Darum hat ihn Gott über alle erhöht und ihm den Namen verliehen, der größer ist als alle Namen, damit alle im Himmel, auf der Erde und unter der Erde ihre Knie beugen vor dem Namen Jesu und jeder Mund bekennt: „Jesus Christus ist der Herr“ - zur Ehre Gottes, des Vaters. (Phil 2, 6-11)
In der zweiten Lesung wird uns ein frühchristlicher Hymnus vorgestellt als kurzer Einschub in dem Brief an die Philipper. Er enthält bereits entscheidende Aussagen über das Erlösungswerk und das Geheimnis der Person Christi. Mit diesem biblischen Text treten wir am heutigen Tag, dem Palmsonntag, in die größten Geheimnisse unseres Glaubens, den Tod und die Auferstehung Jesu Christi ein. Sie werden uns in den kommenden Tagen besonders nahe gebracht.
Das Bild Jesu im „Philipperhymnus“ (Phil 2, 6-11)

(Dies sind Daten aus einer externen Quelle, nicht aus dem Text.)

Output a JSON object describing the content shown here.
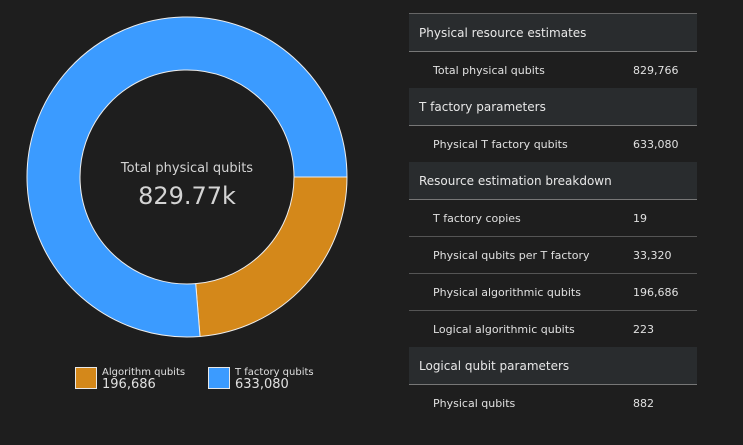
{
  "chart": {
    "center_label": "Total physical qubits",
    "center_value": "829.77k",
    "segments": [
      {
        "label": "Algorithm qubits",
        "value": 196686,
        "display": "196,686",
        "color": "#d4881a"
      },
      {
        "label": "T factory qubits",
        "value": 633080,
        "display": "633,080",
        "color": "#3b9bff"
      }
    ]
  },
  "sections": [
    {
      "title": "Physical resource estimates",
      "rows": [
        {
          "k": "Total physical qubits",
          "v": "829,766"
        }
      ]
    },
    {
      "title": "T factory parameters",
      "rows": [
        {
          "k": "Physical T factory qubits",
          "v": "633,080"
        }
      ]
    },
    {
      "title": "Resource estimation breakdown",
      "rows": [
        {
          "k": "T factory copies",
          "v": "19"
        },
        {
          "k": "Physical qubits per T factory",
          "v": "33,320"
        },
        {
          "k": "Physical algorithmic qubits",
          "v": "196,686"
        },
        {
          "k": "Logical algorithmic qubits",
          "v": "223"
        }
      ]
    },
    {
      "title": "Logical qubit parameters",
      "rows": [
        {
          "k": "Physical qubits",
          "v": "882"
        }
      ]
    }
  ]
}
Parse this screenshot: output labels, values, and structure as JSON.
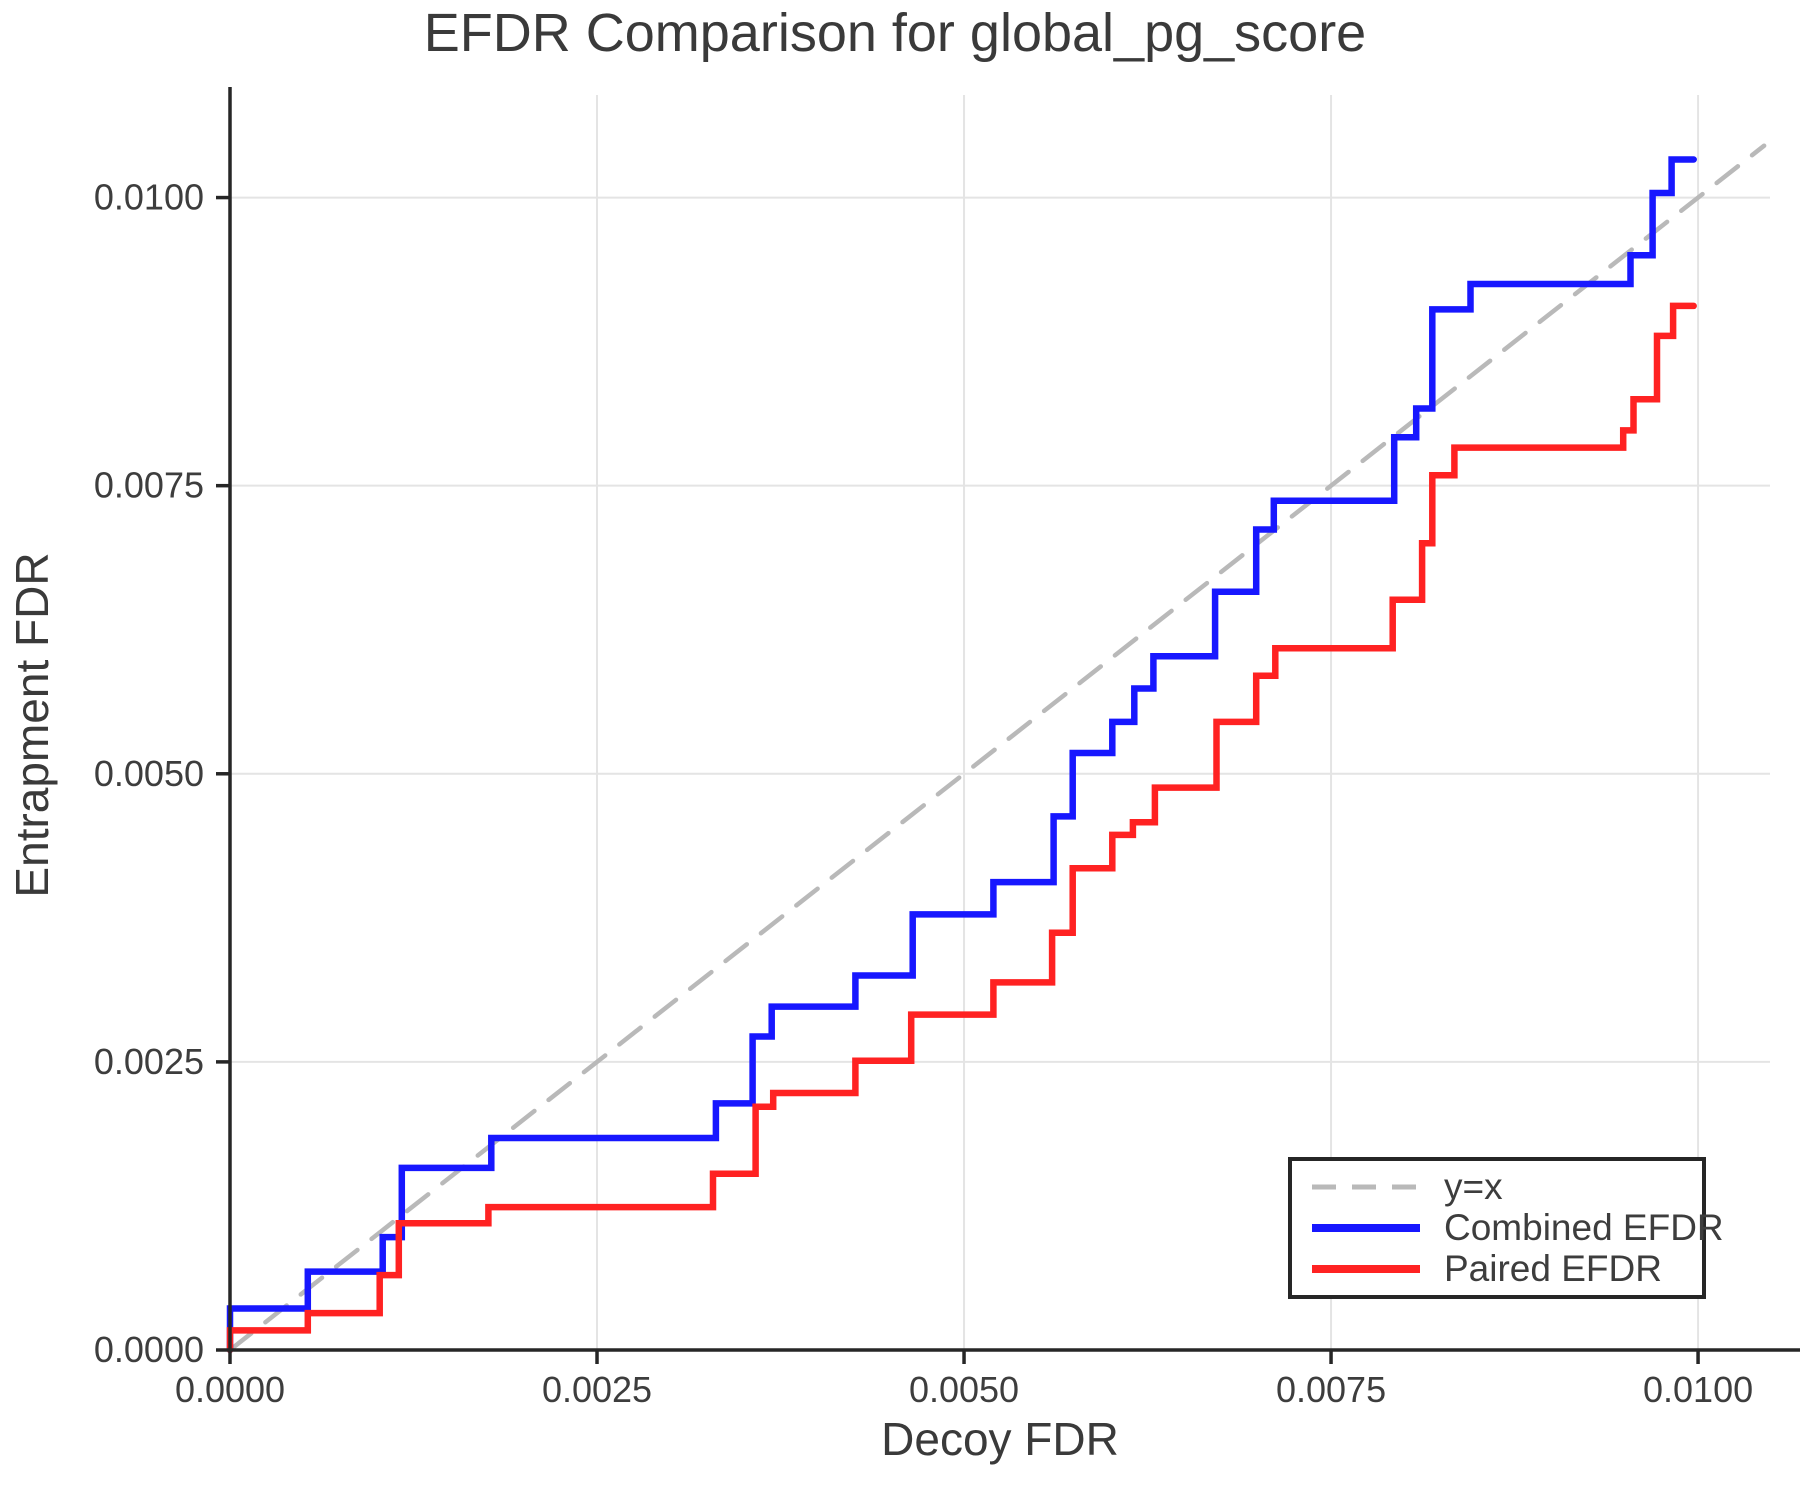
{
  "title": "EFDR Comparison for global_pg_score",
  "legend": {
    "items": [
      {
        "label": "y=x",
        "style": "dashed",
        "color": "#b9b9b9"
      },
      {
        "label": "Combined EFDR",
        "style": "solid",
        "color": "#1717ff"
      },
      {
        "label": "Paired EFDR",
        "style": "solid",
        "color": "#ff2222"
      }
    ]
  },
  "chart_data": {
    "type": "line",
    "subtype": "step-post",
    "title": "EFDR Comparison for global_pg_score",
    "xlabel": "Decoy FDR",
    "ylabel": "Entrapment FDR",
    "xlim": [
      0,
      0.01049
    ],
    "ylim": [
      0,
      0.01089
    ],
    "xticks": [
      0.0,
      0.0025,
      0.005,
      0.0075,
      0.01
    ],
    "yticks": [
      0.0,
      0.0025,
      0.005,
      0.0075,
      0.01
    ],
    "xtick_labels": [
      "0.0000",
      "0.0025",
      "0.0050",
      "0.0075",
      "0.0100"
    ],
    "ytick_labels": [
      "0.0000",
      "0.0025",
      "0.0050",
      "0.0075",
      "0.0100"
    ],
    "grid": true,
    "grid_color": "#e4e4e4",
    "axis_color": "#262626",
    "text_color": "#3d3d3d",
    "legend_position": "lower right",
    "reference_line": {
      "label": "y=x",
      "style": "dashed",
      "color": "#b9b9b9",
      "from": [
        0,
        0
      ],
      "to": [
        0.01045,
        0.01045
      ]
    },
    "series": [
      {
        "name": "Combined EFDR",
        "color": "#1717ff",
        "step": "post",
        "x_end": 0.00997,
        "points": [
          [
            0.0,
            0.00036
          ],
          [
            0.00053,
            0.00068
          ],
          [
            0.00104,
            0.00098
          ],
          [
            0.00117,
            0.00158
          ],
          [
            0.00178,
            0.00184
          ],
          [
            0.00331,
            0.00214
          ],
          [
            0.00356,
            0.00272
          ],
          [
            0.00369,
            0.00298
          ],
          [
            0.00426,
            0.00325
          ],
          [
            0.00465,
            0.00378
          ],
          [
            0.0052,
            0.00406
          ],
          [
            0.00561,
            0.00463
          ],
          [
            0.00574,
            0.00518
          ],
          [
            0.00601,
            0.00545
          ],
          [
            0.00616,
            0.00574
          ],
          [
            0.00629,
            0.00602
          ],
          [
            0.00671,
            0.00658
          ],
          [
            0.00699,
            0.00712
          ],
          [
            0.00711,
            0.00737
          ],
          [
            0.00793,
            0.00792
          ],
          [
            0.00808,
            0.00817
          ],
          [
            0.00819,
            0.00903
          ],
          [
            0.00845,
            0.00925
          ],
          [
            0.00954,
            0.0095
          ],
          [
            0.00969,
            0.01004
          ],
          [
            0.00982,
            0.01033
          ]
        ]
      },
      {
        "name": "Paired EFDR",
        "color": "#ff2222",
        "step": "post",
        "x_end": 0.00997,
        "points": [
          [
            0.0,
            0.00017
          ],
          [
            0.00053,
            0.00032
          ],
          [
            0.00102,
            0.00065
          ],
          [
            0.00115,
            0.0011
          ],
          [
            0.00176,
            0.00124
          ],
          [
            0.00329,
            0.00153
          ],
          [
            0.00358,
            0.00211
          ],
          [
            0.0037,
            0.00223
          ],
          [
            0.00426,
            0.00251
          ],
          [
            0.00464,
            0.00291
          ],
          [
            0.0052,
            0.00319
          ],
          [
            0.0056,
            0.00362
          ],
          [
            0.00574,
            0.00418
          ],
          [
            0.00601,
            0.00447
          ],
          [
            0.00615,
            0.00458
          ],
          [
            0.0063,
            0.00488
          ],
          [
            0.00672,
            0.00545
          ],
          [
            0.00699,
            0.00585
          ],
          [
            0.00712,
            0.00609
          ],
          [
            0.00792,
            0.00651
          ],
          [
            0.00812,
            0.007
          ],
          [
            0.00819,
            0.00759
          ],
          [
            0.00834,
            0.00783
          ],
          [
            0.00949,
            0.00798
          ],
          [
            0.00956,
            0.00825
          ],
          [
            0.00972,
            0.0088
          ],
          [
            0.00983,
            0.00906
          ]
        ]
      }
    ]
  }
}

- „Christus Jesus war Gott gleich“ das heißt, dass er in seiner vorirdischen Erscheinungsweise als Mensch ganz Gott war (er hatte die Seinsweise Gottes inne). Was heißt das anderes, als dass wir alle Eigenschaften, die wir Gott Vater zuschreiben (Allmacht, Weisheit...) auch auf ihn beziehen.
- „Er hielt nicht daran fest, wie Gott zu sein, sondern er entäußerte sich.“ Jesus hat an seiner Seinsweise als Gott nicht selbstsüchtig festgehalten. An einer anderen Stelle (2 Kor 8, 9) beschreibt Paulus diese Entäußerung: „Er, der reich war, ist arm geworden.“
- „Er wurde wie ein Sklave und den Menschen gleich. Sein Leben war das eines Menschen.“ Seine Umwelt konnte dies an seinem Verhalten, seinem Denken und Handeln feststellen, dennoch gab es Fragen zu manchen Begegnungen mit Jesus, die ein rein menschliches Verhalten überstiegen (Sündenvergebung, Totenerweckung, Krankenheilung). Das stellte sie vor Fragen, wer dieser Jesus wirklich sei. Sicher bestanden Zweifel, ob dieser Jesus nicht vielleicht der verheißene Messias sei. Sein Verhalten beim Leiden und Kreuz jedoch verführte sie zu der Aufforderung: „Wenn du Gottes Sohn bist, rette dich selbst und steig herab vom Kreuz!“ (Mt 27, 40b) Es blieb der Umwelt verborgen, dass Jesus seine Leidensgeschichte im absoluten Gehorsam gegenüber seinem Vater vollzogen hat. Er entschied sich einfach dazu, den Weg des Menschseins bis zum Äußersten zu gehen, bis zum Tod. Er ist durch alle menschlichen Höhen und Tiefen gegangen und blieb dennoch Gott, der in ihm den Menschen bis heute nahe ist.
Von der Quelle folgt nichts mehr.